0 from 30 votes
Roasted Chickpeas with Sweet Peppers and Feta
I love these roasted chickpeas with tomatoes and sweet peppers. They are savory, sweet and so delicious - super satisfying when served with pita, in salads or on top of grain bowls. Easy, versatile and perfect for leftovers!
Prep Time
15 mins
Cook Time
15 mins
Total Time
1 hr
Servings: 4
Course:
Main Course
Cuisine:
American
Ingredients
- 2 (14 ounce) cans chickpeas, drained rinsed patted dry
- 2 cups whole cherry tomatoes
- 1 ½ cups sliced sweet peppers
- 1 shallot, thinly sliced
- 2 to 3 tablespoons olive oil
- kosher salt and pepper
- 1 teaspoon garlic powder
- ½ cup crumbled Feta cheese
- ⅓ cup chopped fresh parsley
- Pita bread, for serving
Instructions
- Preheat the oven to 425 degrees F.
- Place the chickpeas, tomatoes, peppers and shallots on a baking sheet.

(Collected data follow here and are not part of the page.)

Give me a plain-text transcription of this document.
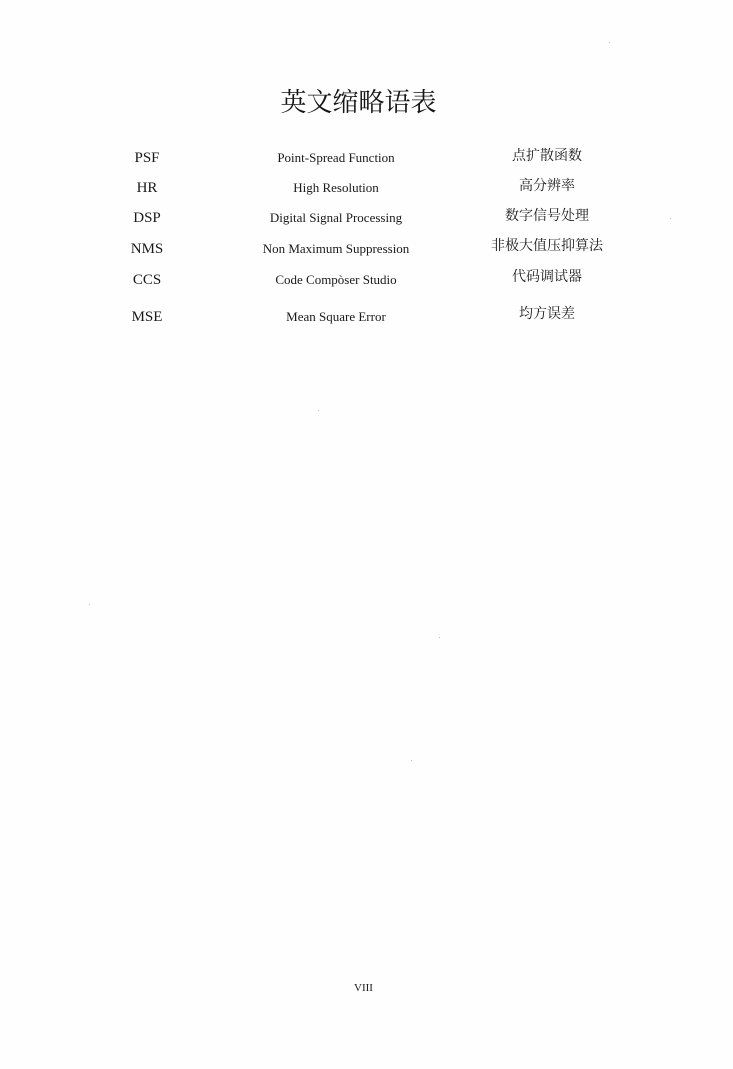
英文缩略语表
PSF	Point-Spread Function	点扩散函数
HR	High Resolution	高分辨率
DSP	Digital Signal Processing	数字信号处理
NMS	Non Maximum Suppression	非极大值压抑算法
CCS	Code Compòser Studio	代码调试器
MSE	Mean Square Error	均方误差
VIII
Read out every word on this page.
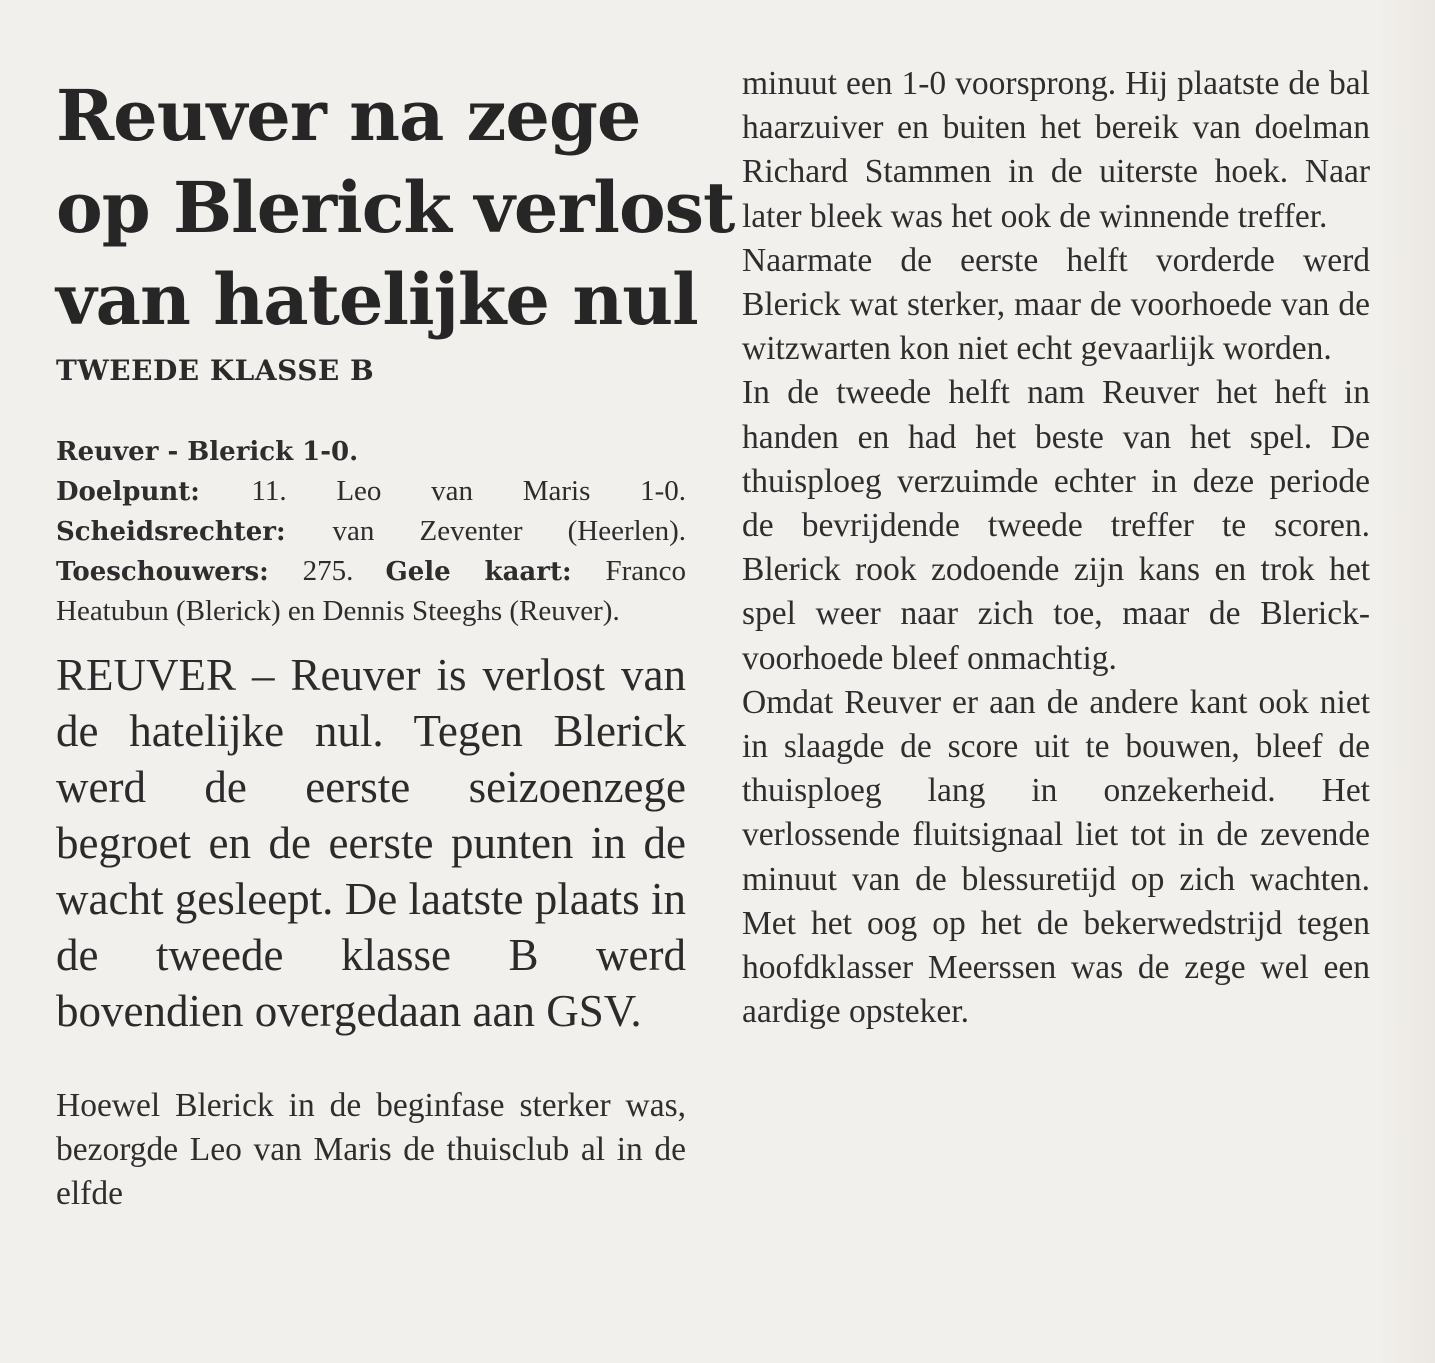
Reuver na zege
op Blerick verlost
van hatelijke nul
TWEEDE KLASSE B
Reuver - Blerick 1-0.
Doelpunt: 11. Leo van Maris 1-0. Scheidsrechter: van Zeventer (Heerlen). Toeschouwers: 275. Gele kaart: Franco Heatubun (Blerick) en Dennis Steeghs (Reuver).

REUVER – Reuver is verlost van de hatelijke nul. Tegen Blerick werd de eerste seizoenzege begroet en de eerste punten in de wacht gesleept. De laatste plaats in de tweede klasse B werd bovendien overgedaan aan GSV.

Hoewel Blerick in de beginfase sterker was, bezorgde Leo van Maris de thuisclub al in de elfde

minuut een 1-0 voorsprong. Hij plaatste de bal haarzuiver en buiten het bereik van doelman Richard Stammen in de uiterste hoek. Naar later bleek was het ook de winnende treffer.

Naarmate de eerste helft vorderde werd Blerick wat sterker, maar de voorhoede van de witzwarten kon niet echt gevaarlijk worden.

In de tweede helft nam Reuver het heft in handen en had het beste van het spel. De thuisploeg verzuimde echter in deze periode de bevrijdende tweede treffer te scoren. Blerick rook zodoende zijn kans en trok het spel weer naar zich toe, maar de Blerick-voorhoede bleef onmachtig.

Omdat Reuver er aan de andere kant ook niet in slaagde de score uit te bouwen, bleef de thuisploeg lang in onzekerheid. Het verlossende fluitsignaal liet tot in de zevende minuut van de blessuretijd op zich wachten. Met het oog op het de bekerwedstrijd tegen hoofdklasser Meerssen was de zege wel een aardige opsteker.
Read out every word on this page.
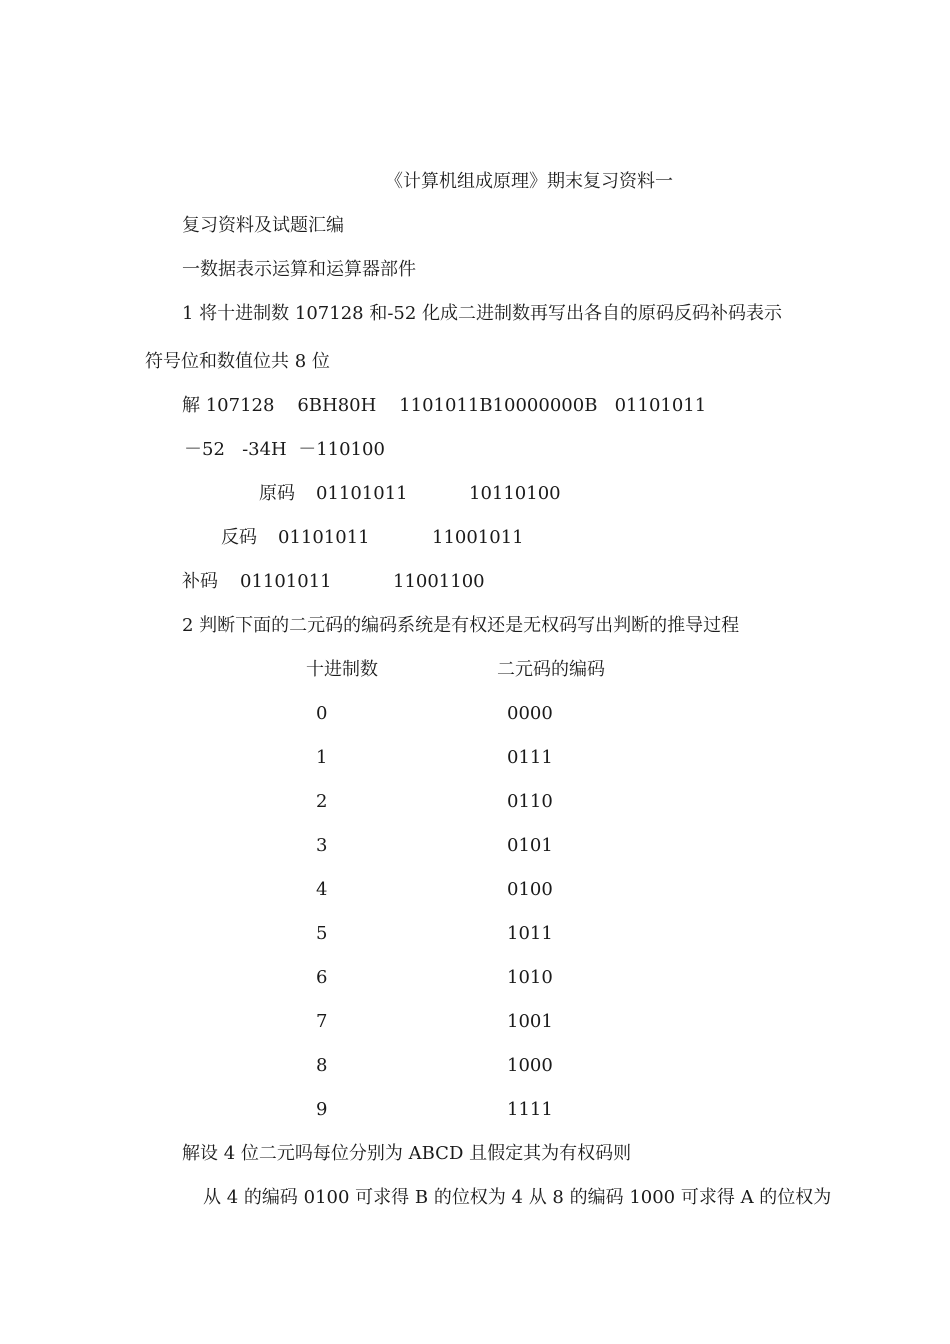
《计算机组成原理》期末复习资料一
复习资料及试题汇编
一数据表示运算和运算器部件
1 将十进制数 107128 和-52 化成二进制数再写出各自的原码反码补码表示
符号位和数值位共 8 位
解 107128    6BH80H    1101011B10000000B   01101011
－52   -34H  －110100
原码 01101011	10110100
反码 01101011	11001011
补码 01101011	11001100
2 判断下面的二元码的编码系统是有权还是无权码写出判断的推导过程
十进制数	二元码的编码
0	0000
1	0111
2	0110
3	0101
4	0100
5	1011
6	1010
7	1001
8	1000
9	1111
解设 4 位二元吗每位分别为 ABCD 且假定其为有权码则
从 4 的编码 0100 可求得 B 的位权为 4 从 8 的编码 1000 可求得 A 的位权为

Drizzle all over with olive oil and sprinkle with a big pinch of salt and pepper. Sprinkle with garlic powder. Toss well to make sure everything is coated.
- Roast for 30 to 35 minutes. Remove the pan and top with crumbled feta. Return the pan to the oven and roast for another 8 to 10 minutes.
- Top with chopped fresh parsley before serving. Serve with pita bread, on salad, grain bowls, with crackers or as a simple side dish!